In: Finance
Which of the financial ratios of a company would you refer to in each of the following situations? Give reasons.
(i) The company asks you to sell material on credit.
(ii) You are thinking of investing $25,000 in the company’s Bonds.
(iii) You are thinking of investing $25,000 in the company’s shares
Ans: Ratio analysis is basically a quantitative analysis toil being performed on the financial numbers of the business so that a comparative analysis across the industries can be performed. It is very powerful and widely used tool. I will use the following ratios for following situations:
1) The company asks you to sell material on credit: Now when I have to sell material on credit then definitely I would be willing to know the current ratio & Quick ratio of buyer, this current ratio will tell me whether the buyer has enough liquidity or not to pay off its short term obligation. If I find buyers current ratio as poor, I would not advise my company to see material on credit to such customer/ buyer.

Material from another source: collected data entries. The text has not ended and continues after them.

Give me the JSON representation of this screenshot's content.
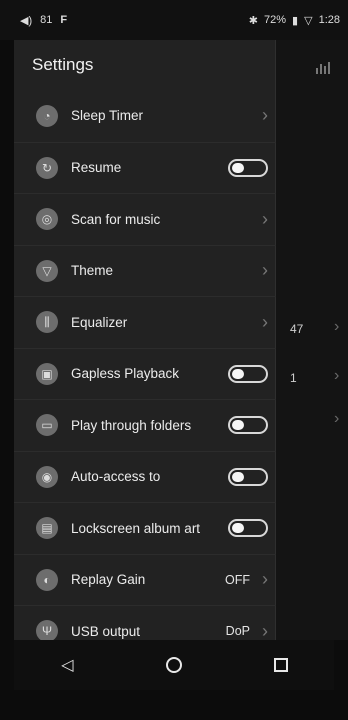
{
  "status": {
    "volume": "81",
    "battery": "72%",
    "time": "1:28"
  },
  "app_title": "Settings",
  "menu": [
    {
      "label": "Sleep Timer",
      "icon": "timer-icon",
      "control": "chevron"
    },
    {
      "label": "Resume",
      "icon": "resume-icon",
      "control": "toggle",
      "checked": false
    },
    {
      "label": "Scan for music",
      "icon": "scan-icon",
      "control": "chevron"
    },
    {
      "label": "Theme",
      "icon": "shirt-icon",
      "control": "chevron"
    },
    {
      "label": "Equalizer",
      "icon": "equalizer-icon",
      "control": "chevron"
    },
    {
      "label": "Gapless Playback",
      "icon": "gapless-icon",
      "control": "toggle",
      "checked": false
    },
    {
      "label": "Play through folders",
      "icon": "folder-icon",
      "control": "toggle",
      "checked": false
    },
    {
      "label": "Auto-access to",
      "icon": "auto-icon",
      "control": "toggle",
      "checked": false
    },
    {
      "label": "Lockscreen album art",
      "icon": "lockscreen-icon",
      "control": "toggle",
      "checked": false
    },
    {
      "label": "Replay Gain",
      "icon": "replay-gain-icon",
      "control": "value",
      "value": "OFF"
    },
    {
      "label": "USB output",
      "icon": "usb-icon",
      "control": "value",
      "value": "DoP"
    }
  ],
  "background": {
    "row1": "47",
    "row2": "1"
  }
}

2) You are thinking of investing $25,000 in the company’s Bonds: For investing money in Bonds, I would rather be interested in knowing the solvency ratio of the company, particularly Debt to total assets ratio, under this ratio, one can see that whether company is able to pay the liability by its assets or not, or if company has proper balance of debt and assets. Company with higher debt and lower assets are not the company to be invested in bonds, since there will be trouble in paying back your bond amount. I will also be interested in interest coverage ratio as well since this ratio will tell me whether company is capable in honoring its debt payments or not. A debt ridden company should be avoided for making any kind of investment specifically bond investment.
3) You are thinking of investing $25,000 in the company’s shares: I would rather be interested in knowing debt to equity ratio and return on equity ratio, debt to equity ratio will tell me the % of total capital in debt and in equity. Higher debt % company is to be further analyzed through debt to assets and interest coverage ratio. Return on equity ratio will tell me how profitable or how efficiently the company is using its capital in generating the profit. Higher RoE gives the bright prospect of investment.